There are also four gifted singers in the show who all deserve recognition here. Geydi Chapman lends a deep, soulful note to her songs, while Maritza Cariddad Montero handles more traditional vocal interpretations with an ease that renders her numbers, nonetheless, moving. Michel Antonio Gonzales and Ramon Elias Catasus Abreu, who also plays guitar wonderfully, are both delightful to listen to as well.

In a talented troupe like this, it would be impossible to shine a light on just one or two players, but none the less, a few supremely, almost super-humanly talented dancers manage to distinguish themselves from the group.  For example, in one of the most spectacularly choreographed segments, a voodoo-woman puts a spell on a lanky male dancer Yoanis Reinaldo Pelaez Tamayo (Assistant Choreographer) and his glassy eyed, trance like movements take on the rather miraculously, plausible impetus that he is being controlled by outside forces, drawing appreciative oooohs and aaaaahs from the audience. I’ve seen a lot of dancing of many descriptions in my time, but I’ve never seen anything quite like that! However, there are so many standout moments here, that it would take another report just to list them all! This is one show that sizzles and crackles with energy and excitement non-stop!
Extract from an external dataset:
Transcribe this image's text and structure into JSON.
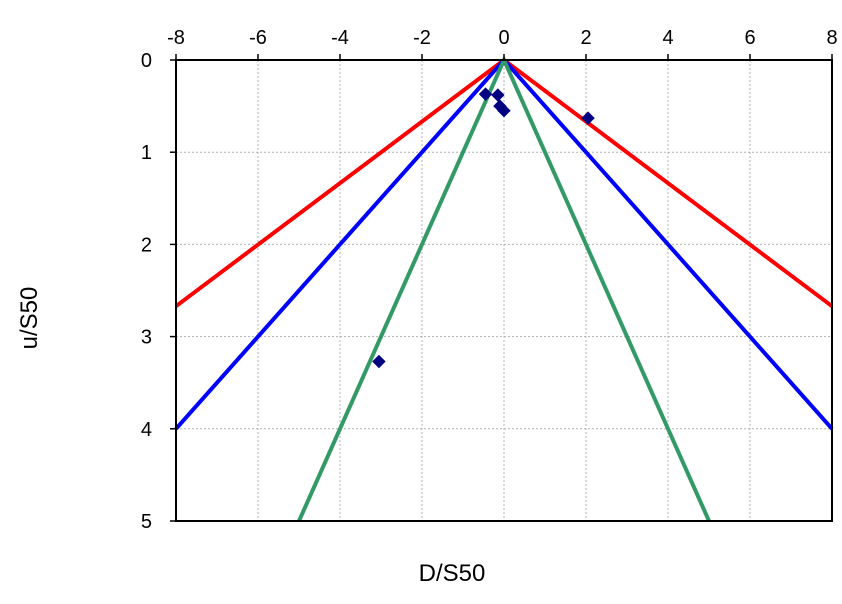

Havana Rakatan is a joyously first rate production from start to finish, with everything from Nilda Guerra’s stunning choreography and direction, and Rolando Ferrer’s vibrantly soulful musical direction, to set designer Camilo Rosales and costume designers Eva Ferran, Lorenzo Urbistondo, Roland Ruis and Castano Clavel offering invaluable, distinctively enhancing contributions. Add a wonderfully exuberant dance troupe and blinding musicians, shone off to perfection by Guy Hoare’s marvellous lighting and David Chirino’s scene-setting to this dizzying tropical cocktail and you have an experience which is guaranteed to transport you right out of your theatre seat onto the sun-soaked shores of Havana.

If you’re thinking of avoiding Havana Rakatan simply because it doesn’t have a traditional ‘story-line’, then think again. In the course of its thoroughly invigorating travels, this fabulous show takes its audiences on an unrelentingly captivating journey through the endlessly fascinating history of Cuban music.